China responds to US ‘provocation’
Beijing has launched military drills just days after Washington authorized a security assistance package to Taiwan
FILE PHOTO. © Global Look Press / Xinhua / Liu Fang
The Chinese People's Liberation Army (PLA) staged military exercises near Taiwan on Sunday, its Eastern Theater Command said in a statement. Beijing has blamed the US and the self-governing island for the continued escalation in the region.
The military “organized joint combat-readiness patrols and joint firepower strike drills in airspace and waters around Taiwan,” the command spokesman, Colonel Shi Yi, said in a brief statement, without specifying the exact location or the scale of the exercise.
The colonel called the drills “a resolute response to the escalating collusion and provocation by the United States and Taiwan,” adding that the PLA would take “all necessary measures” to defend China’s sovereignty and territorial integrity.
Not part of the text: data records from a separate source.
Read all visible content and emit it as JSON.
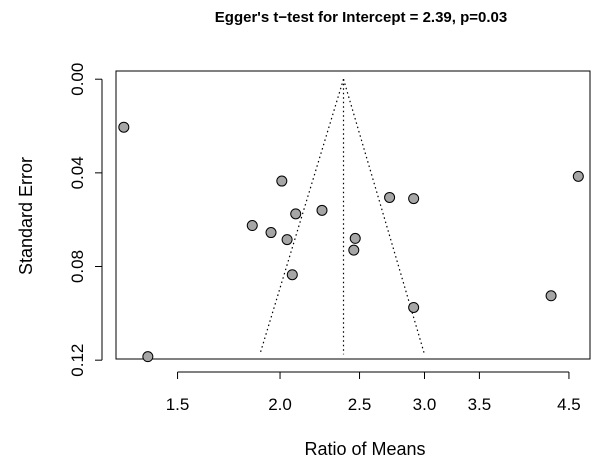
{
  "chart_data": {
    "type": "scatter",
    "title": "Egger's t−test for Intercept = 2.39, p=0.03",
    "xlabel": "Ratio of Means",
    "ylabel": "Standard Error",
    "x_ticks": [
      1.5,
      2.0,
      2.5,
      3.0,
      3.5,
      4.5
    ],
    "x_tick_labels": [
      "1.5",
      "2.0",
      "2.5",
      "3.0",
      "3.5",
      "4.5"
    ],
    "x_log_scale": true,
    "xlim": [
      1.262,
      4.774
    ],
    "y_ticks": [
      0.0,
      0.04,
      0.08,
      0.12
    ],
    "y_tick_labels": [
      "0.00",
      "0.04",
      "0.08",
      "0.12"
    ],
    "ylim": [
      0.1195,
      -0.0035
    ],
    "y_reversed": true,
    "pooled_estimate": 2.39,
    "funnel": {
      "apex": [
        2.39,
        0.0
      ],
      "bottom_left": [
        1.89,
        0.1175
      ],
      "bottom_right": [
        3.0,
        0.1175
      ]
    },
    "points": [
      {
        "x": 1.29,
        "y": 0.0205
      },
      {
        "x": 1.38,
        "y": 0.1185
      },
      {
        "x": 1.85,
        "y": 0.0625
      },
      {
        "x": 1.95,
        "y": 0.0655
      },
      {
        "x": 2.01,
        "y": 0.0435
      },
      {
        "x": 2.04,
        "y": 0.0685
      },
      {
        "x": 2.07,
        "y": 0.0835
      },
      {
        "x": 2.09,
        "y": 0.0575
      },
      {
        "x": 2.25,
        "y": 0.056
      },
      {
        "x": 2.46,
        "y": 0.073
      },
      {
        "x": 2.47,
        "y": 0.068
      },
      {
        "x": 2.72,
        "y": 0.0505
      },
      {
        "x": 2.91,
        "y": 0.051
      },
      {
        "x": 2.91,
        "y": 0.0975
      },
      {
        "x": 4.28,
        "y": 0.0925
      },
      {
        "x": 4.62,
        "y": 0.0415
      }
    ]
  }
}
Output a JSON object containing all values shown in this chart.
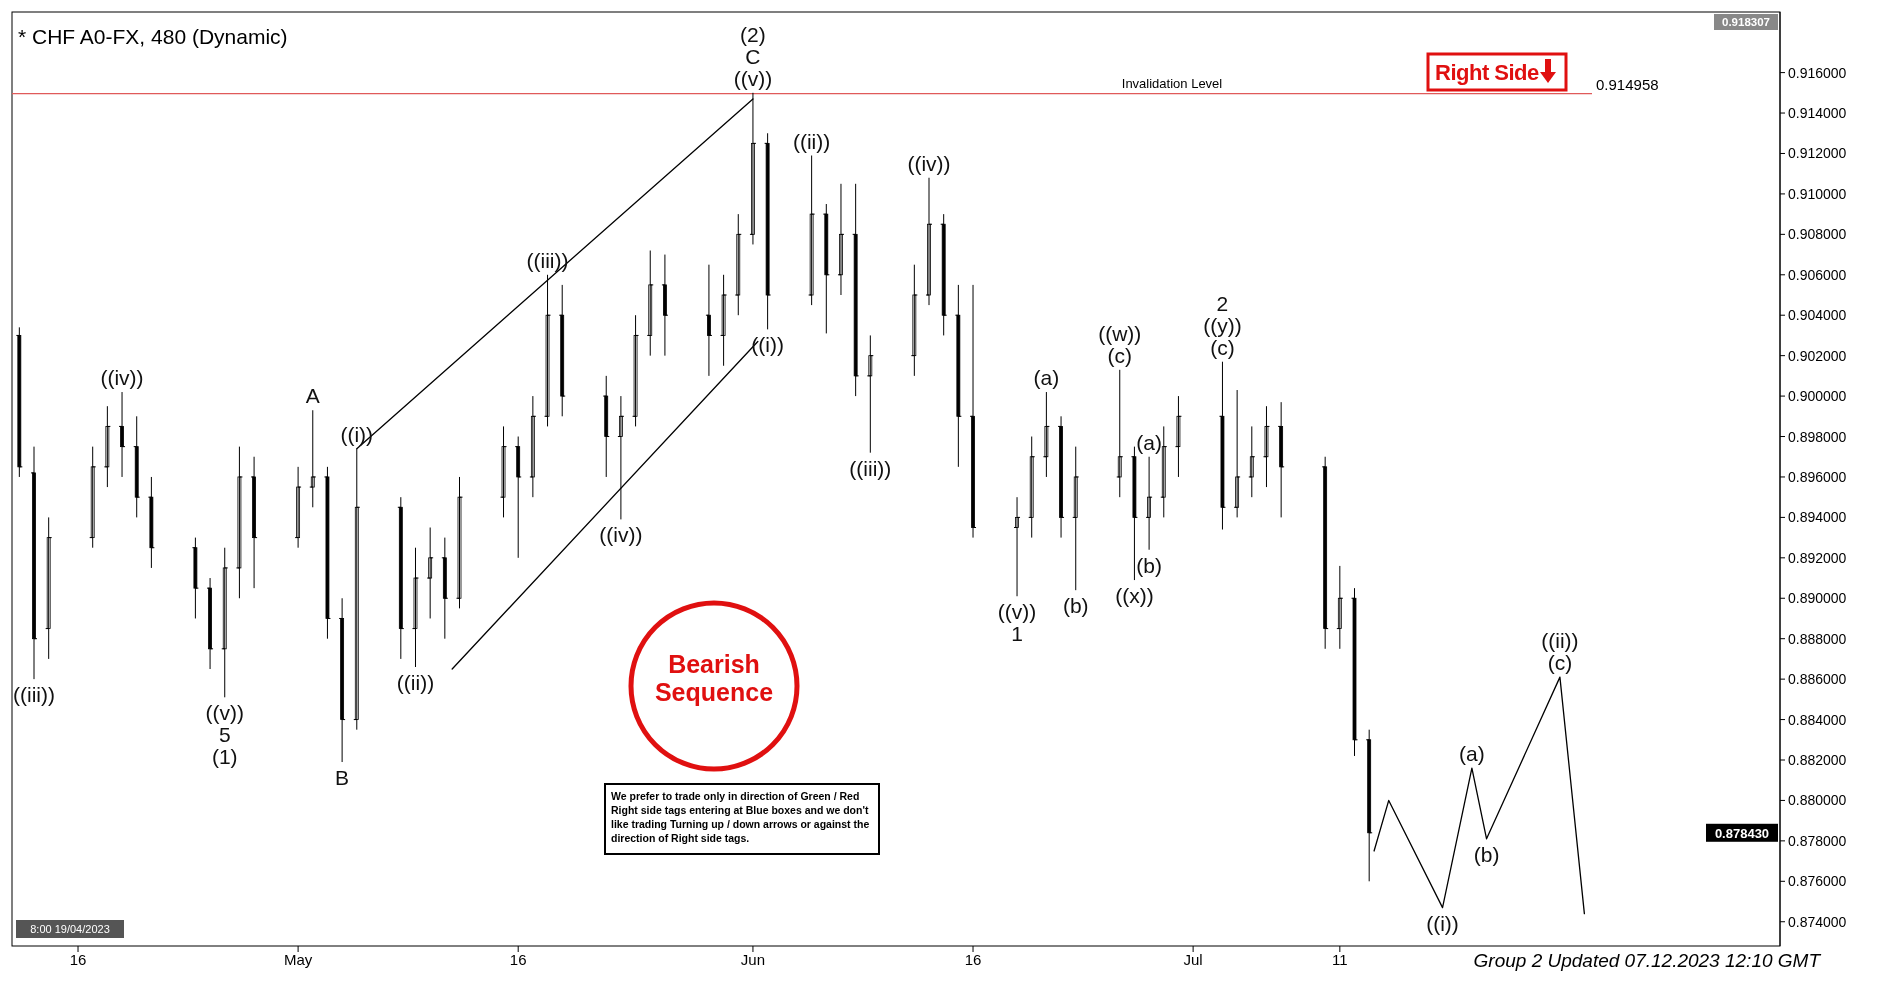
{
  "chart_data": {
    "type": "candlestick",
    "title": "* CHF A0-FX, 480 (Dynamic)",
    "x": [
      "2023-04-12",
      "2023-04-13",
      "2023-04-14",
      "2023-04-17",
      "2023-04-18",
      "2023-04-19",
      "2023-04-20",
      "2023-04-21",
      "2023-04-24",
      "2023-04-25",
      "2023-04-26",
      "2023-04-27",
      "2023-04-28",
      "2023-05-01",
      "2023-05-02",
      "2023-05-03",
      "2023-05-04",
      "2023-05-05",
      "2023-05-08",
      "2023-05-09",
      "2023-05-10",
      "2023-05-11",
      "2023-05-12",
      "2023-05-15",
      "2023-05-16",
      "2023-05-17",
      "2023-05-18",
      "2023-05-19",
      "2023-05-22",
      "2023-05-23",
      "2023-05-24",
      "2023-05-25",
      "2023-05-26",
      "2023-05-29",
      "2023-05-30",
      "2023-05-31",
      "2023-06-01",
      "2023-06-02",
      "2023-06-05",
      "2023-06-06",
      "2023-06-07",
      "2023-06-08",
      "2023-06-09",
      "2023-06-12",
      "2023-06-13",
      "2023-06-14",
      "2023-06-15",
      "2023-06-16",
      "2023-06-19",
      "2023-06-20",
      "2023-06-21",
      "2023-06-22",
      "2023-06-23",
      "2023-06-26",
      "2023-06-27",
      "2023-06-28",
      "2023-06-29",
      "2023-06-30",
      "2023-07-03",
      "2023-07-04",
      "2023-07-05",
      "2023-07-06",
      "2023-07-07",
      "2023-07-10",
      "2023-07-11",
      "2023-07-12",
      "2023-07-13"
    ],
    "ohlc": [
      [
        0.903,
        0.9034,
        0.896,
        0.8965
      ],
      [
        0.8962,
        0.8975,
        0.886,
        0.888
      ],
      [
        0.8885,
        0.894,
        0.887,
        0.893
      ],
      [
        0.893,
        0.8975,
        0.8925,
        0.8965
      ],
      [
        0.8965,
        0.8995,
        0.8955,
        0.8985
      ],
      [
        0.8985,
        0.9002,
        0.896,
        0.8975
      ],
      [
        0.8975,
        0.899,
        0.894,
        0.895
      ],
      [
        0.895,
        0.896,
        0.8915,
        0.8925
      ],
      [
        0.8925,
        0.893,
        0.889,
        0.8905
      ],
      [
        0.8905,
        0.891,
        0.8865,
        0.8875
      ],
      [
        0.8875,
        0.8925,
        0.8851,
        0.8915
      ],
      [
        0.8915,
        0.8975,
        0.89,
        0.896
      ],
      [
        0.896,
        0.897,
        0.8905,
        0.893
      ],
      [
        0.893,
        0.8965,
        0.8925,
        0.8955
      ],
      [
        0.8955,
        0.8993,
        0.8945,
        0.896
      ],
      [
        0.896,
        0.8965,
        0.888,
        0.889
      ],
      [
        0.889,
        0.89,
        0.8819,
        0.884
      ],
      [
        0.884,
        0.8974,
        0.8835,
        0.8945
      ],
      [
        0.8945,
        0.895,
        0.887,
        0.8885
      ],
      [
        0.8885,
        0.8925,
        0.8866,
        0.891
      ],
      [
        0.891,
        0.8935,
        0.889,
        0.892
      ],
      [
        0.892,
        0.893,
        0.888,
        0.89
      ],
      [
        0.89,
        0.896,
        0.8895,
        0.895
      ],
      [
        0.895,
        0.8985,
        0.894,
        0.8975
      ],
      [
        0.8975,
        0.898,
        0.892,
        0.896
      ],
      [
        0.896,
        0.9,
        0.895,
        0.899
      ],
      [
        0.899,
        0.906,
        0.8985,
        0.904
      ],
      [
        0.904,
        0.9055,
        0.899,
        0.9
      ],
      [
        0.9,
        0.901,
        0.896,
        0.898
      ],
      [
        0.898,
        0.9,
        0.8939,
        0.899
      ],
      [
        0.899,
        0.904,
        0.8985,
        0.903
      ],
      [
        0.903,
        0.9072,
        0.902,
        0.9055
      ],
      [
        0.9055,
        0.907,
        0.902,
        0.904
      ],
      [
        0.904,
        0.9065,
        0.901,
        0.903
      ],
      [
        0.903,
        0.906,
        0.9015,
        0.905
      ],
      [
        0.905,
        0.909,
        0.904,
        0.908
      ],
      [
        0.908,
        0.915,
        0.9075,
        0.9125
      ],
      [
        0.9125,
        0.913,
        0.9033,
        0.905
      ],
      [
        0.905,
        0.9119,
        0.9045,
        0.909
      ],
      [
        0.909,
        0.9095,
        0.9031,
        0.906
      ],
      [
        0.906,
        0.9105,
        0.905,
        0.908
      ],
      [
        0.908,
        0.9105,
        0.9,
        0.901
      ],
      [
        0.901,
        0.903,
        0.8972,
        0.902
      ],
      [
        0.902,
        0.9065,
        0.901,
        0.905
      ],
      [
        0.905,
        0.9108,
        0.9045,
        0.9085
      ],
      [
        0.9085,
        0.909,
        0.903,
        0.904
      ],
      [
        0.904,
        0.9055,
        0.8965,
        0.899
      ],
      [
        0.899,
        0.9055,
        0.893,
        0.8935
      ],
      [
        0.8935,
        0.895,
        0.8901,
        0.894
      ],
      [
        0.894,
        0.898,
        0.893,
        0.897
      ],
      [
        0.897,
        0.9002,
        0.896,
        0.8985
      ],
      [
        0.8985,
        0.899,
        0.893,
        0.894
      ],
      [
        0.894,
        0.8975,
        0.8904,
        0.896
      ],
      [
        0.896,
        0.9013,
        0.895,
        0.897
      ],
      [
        0.897,
        0.8975,
        0.8909,
        0.894
      ],
      [
        0.894,
        0.897,
        0.8924,
        0.895
      ],
      [
        0.895,
        0.8985,
        0.894,
        0.8975
      ],
      [
        0.8975,
        0.9,
        0.896,
        0.899
      ],
      [
        0.899,
        0.9017,
        0.8934,
        0.8945
      ],
      [
        0.8945,
        0.9003,
        0.894,
        0.896
      ],
      [
        0.896,
        0.8985,
        0.895,
        0.897
      ],
      [
        0.897,
        0.8995,
        0.8955,
        0.8985
      ],
      [
        0.8985,
        0.8997,
        0.894,
        0.8965
      ],
      [
        0.8965,
        0.897,
        0.8875,
        0.8885
      ],
      [
        0.8885,
        0.8916,
        0.8875,
        0.89
      ],
      [
        0.89,
        0.8905,
        0.8822,
        0.883
      ],
      [
        0.883,
        0.8835,
        0.876,
        0.8784
      ]
    ],
    "color": "#000000",
    "series": [
      {
        "type": "line",
        "color": "#000000",
        "x": [
          "2023-07-13T08:00",
          "2023-07-14T08:00",
          "2023-07-18",
          "2023-07-20",
          "2023-07-21",
          "2023-07-26",
          "2023-07-27T16:00"
        ],
        "values": [
          0.8775,
          0.88,
          0.8747,
          0.8816,
          0.8781,
          0.8861,
          0.8744
        ]
      },
      {
        "type": "line",
        "color": "#000000",
        "x": [
          "2023-05-05",
          "2023-06-01"
        ],
        "values": [
          0.8974,
          0.9147
        ]
      },
      {
        "type": "line",
        "color": "#000000",
        "x": [
          "2023-05-11T12:00",
          "2023-06-01T08:00"
        ],
        "values": [
          0.8865,
          0.9027
        ]
      }
    ],
    "xlim": [
      "2023-04-11T12:00",
      "2023-08-10"
    ],
    "xticks": [
      {
        "value": "2023-04-16",
        "label": "16"
      },
      {
        "value": "2023-05-01",
        "label": "May"
      },
      {
        "value": "2023-05-16",
        "label": "16"
      },
      {
        "value": "2023-06-01",
        "label": "Jun"
      },
      {
        "value": "2023-06-16",
        "label": "16"
      },
      {
        "value": "2023-07-01",
        "label": "Jul"
      },
      {
        "value": "2023-07-11",
        "label": "11"
      }
    ],
    "ylim": [
      0.8728,
      0.9188
    ],
    "yticks": [
      {
        "value": 0.874,
        "label": "0.874000"
      },
      {
        "value": 0.876,
        "label": "0.876000"
      },
      {
        "value": 0.878,
        "label": "0.878000"
      },
      {
        "value": 0.88,
        "label": "0.880000"
      },
      {
        "value": 0.882,
        "label": "0.882000"
      },
      {
        "value": 0.884,
        "label": "0.884000"
      },
      {
        "value": 0.886,
        "label": "0.886000"
      },
      {
        "value": 0.888,
        "label": "0.888000"
      },
      {
        "value": 0.89,
        "label": "0.890000"
      },
      {
        "value": 0.892,
        "label": "0.892000"
      },
      {
        "value": 0.894,
        "label": "0.894000"
      },
      {
        "value": 0.896,
        "label": "0.896000"
      },
      {
        "value": 0.898,
        "label": "0.898000"
      },
      {
        "value": 0.9,
        "label": "0.900000"
      },
      {
        "value": 0.902,
        "label": "0.902000"
      },
      {
        "value": 0.904,
        "label": "0.904000"
      },
      {
        "value": 0.906,
        "label": "0.906000"
      },
      {
        "value": 0.908,
        "label": "0.908000"
      },
      {
        "value": 0.91,
        "label": "0.910000"
      },
      {
        "value": 0.912,
        "label": "0.912000"
      },
      {
        "value": 0.914,
        "label": "0.914000"
      },
      {
        "value": 0.916,
        "label": "0.916000"
      }
    ],
    "ref_lines": [
      {
        "axis": "y",
        "value": 0.914958,
        "label": "Invalidation Level",
        "color": "#e05a5a"
      }
    ],
    "annotations": [
      "Right Side",
      "Bearish Sequence",
      "We prefer to trade only in direction of Green / Red Right side tags entering at Blue boxes and we don't like trading Turning up / down arrows or against the direction of Right side tags.",
      "Group 2 Updated 07.12.2023 12:10 GMT",
      "8:00 19/04/2023",
      "0.918307",
      "0.878430",
      "0.914958",
      {
        "text": "((iii))",
        "x": "2023-04-13",
        "y": 0.886
      },
      {
        "text": "((iv))",
        "x": "2023-04-19",
        "y": 0.9002
      },
      {
        "text": "((v))",
        "x": "2023-04-26",
        "y": 0.8851
      },
      {
        "text": "5",
        "x": "2023-04-26",
        "y": 0.8851
      },
      {
        "text": "(1)",
        "x": "2023-04-26",
        "y": 0.8851
      },
      {
        "text": "A",
        "x": "2023-05-02",
        "y": 0.8993
      },
      {
        "text": "B",
        "x": "2023-05-04",
        "y": 0.8819
      },
      {
        "text": "((i))",
        "x": "2023-05-05",
        "y": 0.8974
      },
      {
        "text": "((ii))",
        "x": "2023-05-09",
        "y": 0.8866
      },
      {
        "text": "((iii))",
        "x": "2023-05-18",
        "y": 0.906
      },
      {
        "text": "((iv))",
        "x": "2023-05-23",
        "y": 0.8939
      },
      {
        "text": "(2)",
        "x": "2023-06-01",
        "y": 0.915
      },
      {
        "text": "C",
        "x": "2023-06-01",
        "y": 0.915
      },
      {
        "text": "((v))",
        "x": "2023-06-01",
        "y": 0.915
      },
      {
        "text": "((i))",
        "x": "2023-06-02",
        "y": 0.9033
      },
      {
        "text": "((ii))",
        "x": "2023-06-05",
        "y": 0.9119
      },
      {
        "text": "((iii))",
        "x": "2023-06-09",
        "y": 0.8972
      },
      {
        "text": "((iv))",
        "x": "2023-06-13",
        "y": 0.9108
      },
      {
        "text": "((v))",
        "x": "2023-06-19",
        "y": 0.8901
      },
      {
        "text": "1",
        "x": "2023-06-19",
        "y": 0.8901
      },
      {
        "text": "(a)",
        "x": "2023-06-21",
        "y": 0.9002
      },
      {
        "text": "(b)",
        "x": "2023-06-23",
        "y": 0.8904
      },
      {
        "text": "((w))",
        "x": "2023-06-26",
        "y": 0.9013
      },
      {
        "text": "(c)",
        "x": "2023-06-26",
        "y": 0.9013
      },
      {
        "text": "((x))",
        "x": "2023-06-27",
        "y": 0.8909
      },
      {
        "text": "(a)",
        "x": "2023-06-28",
        "y": 0.897
      },
      {
        "text": "(b)",
        "x": "2023-06-28",
        "y": 0.8924
      },
      {
        "text": "2",
        "x": "2023-07-03",
        "y": 0.9017
      },
      {
        "text": "((y))",
        "x": "2023-07-03",
        "y": 0.9017
      },
      {
        "text": "(c)",
        "x": "2023-07-03",
        "y": 0.9017
      },
      {
        "text": "((i))",
        "x": "2023-07-18",
        "y": 0.8747
      },
      {
        "text": "(a)",
        "x": "2023-07-20",
        "y": 0.8816
      },
      {
        "text": "(b)",
        "x": "2023-07-21",
        "y": 0.8781
      },
      {
        "text": "((ii))",
        "x": "2023-07-26",
        "y": 0.8861
      },
      {
        "text": "(c)",
        "x": "2023-07-26",
        "y": 0.8861
      }
    ]
  }
}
Chinese officials did not reveal the nature of the alleged US “provocation,” but the drills took place just two days after President Joe Biden signed the 2023 US National Defense Authorization Act into law. America’s military budget for fiscal year 2023 authorizes $10 billion in security assistance and fast-tracked weapons procurement for Taiwan.
China calls US a ‘direct threat’ to the world
The Chinese Defense Ministry on Saturday blasted the bill as yet another move that “seriously jeopardizes the peace and stability in the Taiwan Strait” and increases the risk of a direct military conflict between Washington and Beijing.
Taiwan’s government has not commented on the development so far. Self-ruled since 1949, the island nation has never officially declared independence from Beijing. China views it as an inalienable part of its territory.
Tensions around Taiwan have been running high since the visit of US House Speaker Nancy Pelosi to the island in August. While formally following the One China policy and recognizing Beijing’s sovereignty over the island, Washington has actively supported Taipei.
Visits of senior US officials to Taiwan, as well as booming military cooperation between Taipei and Washington, have repeatedly led to objections from Beijing. On Friday, Chinese Foreign Minister Wang Yi accused the US of “stabbing China in the back” in a phone call with US Secretary of State Antony Blinken, and called on Washington to drop its policy of “unilateral bullying.”